Dilated Cardiomyopathy

on 23.1.08 with 0 comments



Dilated cardiomyopathy: is the commonest (90%) of the cardiomyopathies (‘heart muscle disease of unknown cause’); characterised by hypertrophy and dilatation of all four chambers of the heart. This condition may occur at any age as slow, progressive CHF.


Aetiology: although the cause in a specific case is unknown, certain pathogenetic pathways are suspected to contribute in many cases:

  • Genetic defect: in ~20% cases there seems to be a degree of familial incidence

  • Alcohol toxicity: attributable possibly to direct toxicity of alcohol or a metabolite (esp. acetaldehyde)

  • Peripartum cardiomyopathy: designation given to a globally dilated heart discovered within several months before or after delivery

  • Postviral myocarditis: occasional cases in which endomyocardial biopsy specimens have documented the progression of myocarditis to dilated cardiomyopathy

Others include nutritional deficiency (e.g. thiamine) and some chemotherapeutic agents (e.g.
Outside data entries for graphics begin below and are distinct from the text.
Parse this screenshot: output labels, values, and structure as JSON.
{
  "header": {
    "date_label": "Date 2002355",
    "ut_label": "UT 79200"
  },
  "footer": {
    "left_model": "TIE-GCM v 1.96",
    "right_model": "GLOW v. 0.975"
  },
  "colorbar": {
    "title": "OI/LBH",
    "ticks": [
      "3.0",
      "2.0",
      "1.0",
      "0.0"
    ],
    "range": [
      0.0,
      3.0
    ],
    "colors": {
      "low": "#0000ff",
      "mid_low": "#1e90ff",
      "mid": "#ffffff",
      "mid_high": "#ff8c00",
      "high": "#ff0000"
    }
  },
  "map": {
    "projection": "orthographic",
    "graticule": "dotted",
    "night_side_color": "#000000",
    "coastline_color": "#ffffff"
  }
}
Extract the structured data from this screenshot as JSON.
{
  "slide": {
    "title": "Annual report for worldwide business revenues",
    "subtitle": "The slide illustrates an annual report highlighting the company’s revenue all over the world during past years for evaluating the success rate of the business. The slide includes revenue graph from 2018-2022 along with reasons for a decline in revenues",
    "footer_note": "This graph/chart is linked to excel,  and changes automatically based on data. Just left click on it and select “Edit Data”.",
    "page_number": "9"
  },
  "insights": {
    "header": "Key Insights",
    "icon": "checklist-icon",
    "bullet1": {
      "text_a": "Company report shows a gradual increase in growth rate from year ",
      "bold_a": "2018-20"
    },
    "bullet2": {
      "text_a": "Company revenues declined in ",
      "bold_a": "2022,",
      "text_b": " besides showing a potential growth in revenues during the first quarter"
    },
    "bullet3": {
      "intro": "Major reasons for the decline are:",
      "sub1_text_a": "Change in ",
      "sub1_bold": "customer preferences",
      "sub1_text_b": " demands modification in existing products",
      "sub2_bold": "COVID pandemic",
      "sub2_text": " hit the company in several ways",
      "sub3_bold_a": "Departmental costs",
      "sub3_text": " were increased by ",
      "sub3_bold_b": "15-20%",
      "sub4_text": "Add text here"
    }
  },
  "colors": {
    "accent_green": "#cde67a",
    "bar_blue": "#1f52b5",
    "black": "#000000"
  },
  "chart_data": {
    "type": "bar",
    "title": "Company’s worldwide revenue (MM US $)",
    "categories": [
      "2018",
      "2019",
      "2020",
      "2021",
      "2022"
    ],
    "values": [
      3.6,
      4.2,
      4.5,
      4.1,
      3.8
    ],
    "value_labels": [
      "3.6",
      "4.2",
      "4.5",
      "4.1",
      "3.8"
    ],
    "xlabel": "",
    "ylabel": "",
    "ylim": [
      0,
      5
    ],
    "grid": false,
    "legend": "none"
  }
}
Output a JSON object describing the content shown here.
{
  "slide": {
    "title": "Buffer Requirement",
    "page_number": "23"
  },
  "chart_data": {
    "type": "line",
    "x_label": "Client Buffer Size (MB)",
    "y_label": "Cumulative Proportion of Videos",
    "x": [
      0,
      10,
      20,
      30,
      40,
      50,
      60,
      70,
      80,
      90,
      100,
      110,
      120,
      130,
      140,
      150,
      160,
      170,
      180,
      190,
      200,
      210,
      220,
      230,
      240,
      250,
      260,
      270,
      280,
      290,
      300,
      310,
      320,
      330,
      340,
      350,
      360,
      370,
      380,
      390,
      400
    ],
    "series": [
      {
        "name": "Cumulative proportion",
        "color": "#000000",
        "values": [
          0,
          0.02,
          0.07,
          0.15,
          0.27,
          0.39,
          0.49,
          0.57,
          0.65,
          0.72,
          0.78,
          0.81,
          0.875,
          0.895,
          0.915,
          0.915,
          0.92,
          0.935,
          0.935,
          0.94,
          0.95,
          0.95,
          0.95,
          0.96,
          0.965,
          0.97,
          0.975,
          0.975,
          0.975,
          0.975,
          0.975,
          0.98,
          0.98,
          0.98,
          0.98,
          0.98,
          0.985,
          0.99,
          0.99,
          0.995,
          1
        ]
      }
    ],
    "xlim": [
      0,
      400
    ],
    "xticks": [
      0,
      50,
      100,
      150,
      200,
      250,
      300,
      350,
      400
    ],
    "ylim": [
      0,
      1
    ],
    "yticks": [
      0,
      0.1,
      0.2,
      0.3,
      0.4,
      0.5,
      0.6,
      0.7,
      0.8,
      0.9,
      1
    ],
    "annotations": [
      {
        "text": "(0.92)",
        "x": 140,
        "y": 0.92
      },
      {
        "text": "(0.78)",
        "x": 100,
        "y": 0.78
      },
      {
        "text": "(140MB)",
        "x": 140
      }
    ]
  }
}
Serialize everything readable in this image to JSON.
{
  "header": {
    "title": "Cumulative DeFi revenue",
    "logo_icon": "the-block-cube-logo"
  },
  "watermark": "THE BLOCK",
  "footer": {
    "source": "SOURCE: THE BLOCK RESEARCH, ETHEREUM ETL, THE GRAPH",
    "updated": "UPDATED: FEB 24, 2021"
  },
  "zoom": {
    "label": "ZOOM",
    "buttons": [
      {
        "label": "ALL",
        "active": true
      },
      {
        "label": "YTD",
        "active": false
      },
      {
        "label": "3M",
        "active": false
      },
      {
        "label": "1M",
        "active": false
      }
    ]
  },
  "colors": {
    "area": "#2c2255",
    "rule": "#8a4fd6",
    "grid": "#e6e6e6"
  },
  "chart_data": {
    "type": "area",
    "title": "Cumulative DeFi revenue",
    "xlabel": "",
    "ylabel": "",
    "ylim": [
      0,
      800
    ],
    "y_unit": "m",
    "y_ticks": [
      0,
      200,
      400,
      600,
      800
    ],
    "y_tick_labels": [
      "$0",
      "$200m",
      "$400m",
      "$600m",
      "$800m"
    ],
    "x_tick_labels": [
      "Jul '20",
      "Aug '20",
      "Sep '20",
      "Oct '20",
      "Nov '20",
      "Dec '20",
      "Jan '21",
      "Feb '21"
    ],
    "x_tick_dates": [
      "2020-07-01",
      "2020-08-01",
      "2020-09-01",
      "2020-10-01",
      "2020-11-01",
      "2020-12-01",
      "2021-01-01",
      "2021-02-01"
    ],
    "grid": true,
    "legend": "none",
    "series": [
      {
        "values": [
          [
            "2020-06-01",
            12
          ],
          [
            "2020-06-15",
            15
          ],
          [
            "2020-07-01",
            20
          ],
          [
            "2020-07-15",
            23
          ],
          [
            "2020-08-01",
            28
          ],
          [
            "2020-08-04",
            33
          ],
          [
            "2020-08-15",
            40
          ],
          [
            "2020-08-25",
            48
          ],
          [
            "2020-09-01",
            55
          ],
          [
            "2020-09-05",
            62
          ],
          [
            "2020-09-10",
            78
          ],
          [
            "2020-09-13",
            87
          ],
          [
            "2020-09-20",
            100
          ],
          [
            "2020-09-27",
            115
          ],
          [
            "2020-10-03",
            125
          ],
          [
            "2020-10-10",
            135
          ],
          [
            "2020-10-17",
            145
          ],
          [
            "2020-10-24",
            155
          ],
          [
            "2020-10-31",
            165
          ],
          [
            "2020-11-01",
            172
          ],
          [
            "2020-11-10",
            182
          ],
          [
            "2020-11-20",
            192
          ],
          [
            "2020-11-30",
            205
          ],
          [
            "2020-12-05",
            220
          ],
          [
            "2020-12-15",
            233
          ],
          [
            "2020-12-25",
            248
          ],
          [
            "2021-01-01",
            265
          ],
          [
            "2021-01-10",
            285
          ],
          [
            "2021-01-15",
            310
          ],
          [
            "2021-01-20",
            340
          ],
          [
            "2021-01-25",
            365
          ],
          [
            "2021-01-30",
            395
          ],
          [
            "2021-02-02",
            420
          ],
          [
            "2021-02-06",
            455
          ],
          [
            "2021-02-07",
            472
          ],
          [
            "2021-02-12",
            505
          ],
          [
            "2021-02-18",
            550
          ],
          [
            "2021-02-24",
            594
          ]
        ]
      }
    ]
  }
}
Adriamycin); these causes all give a similar disease pattern.

Morphology:


Grossly the heart may show:

  • Cardiomegaly (up to 3 normal)

  • Heart is dilated and flabby

  • Poor contractile function and stasis can lead to mural thrombi

  • Patchy fibrous scarring of myocardium and endocardium.


Histologically the heart may show:

  • 25% have no significant alterations

  • The remainder have diffuse myocyte hypertrophy and variable interstitial myocardial fibrosis


Clinical features:


The disease is characterised by forward failure with reduced cardiac output. There may be mitral incompetence which is due to dilatation of the left ventricle.


Death from progressive heart failure is likely to occur within a year or two (only ~ 25% of patients survive beyond 5 years) unless heart transplantation is performed.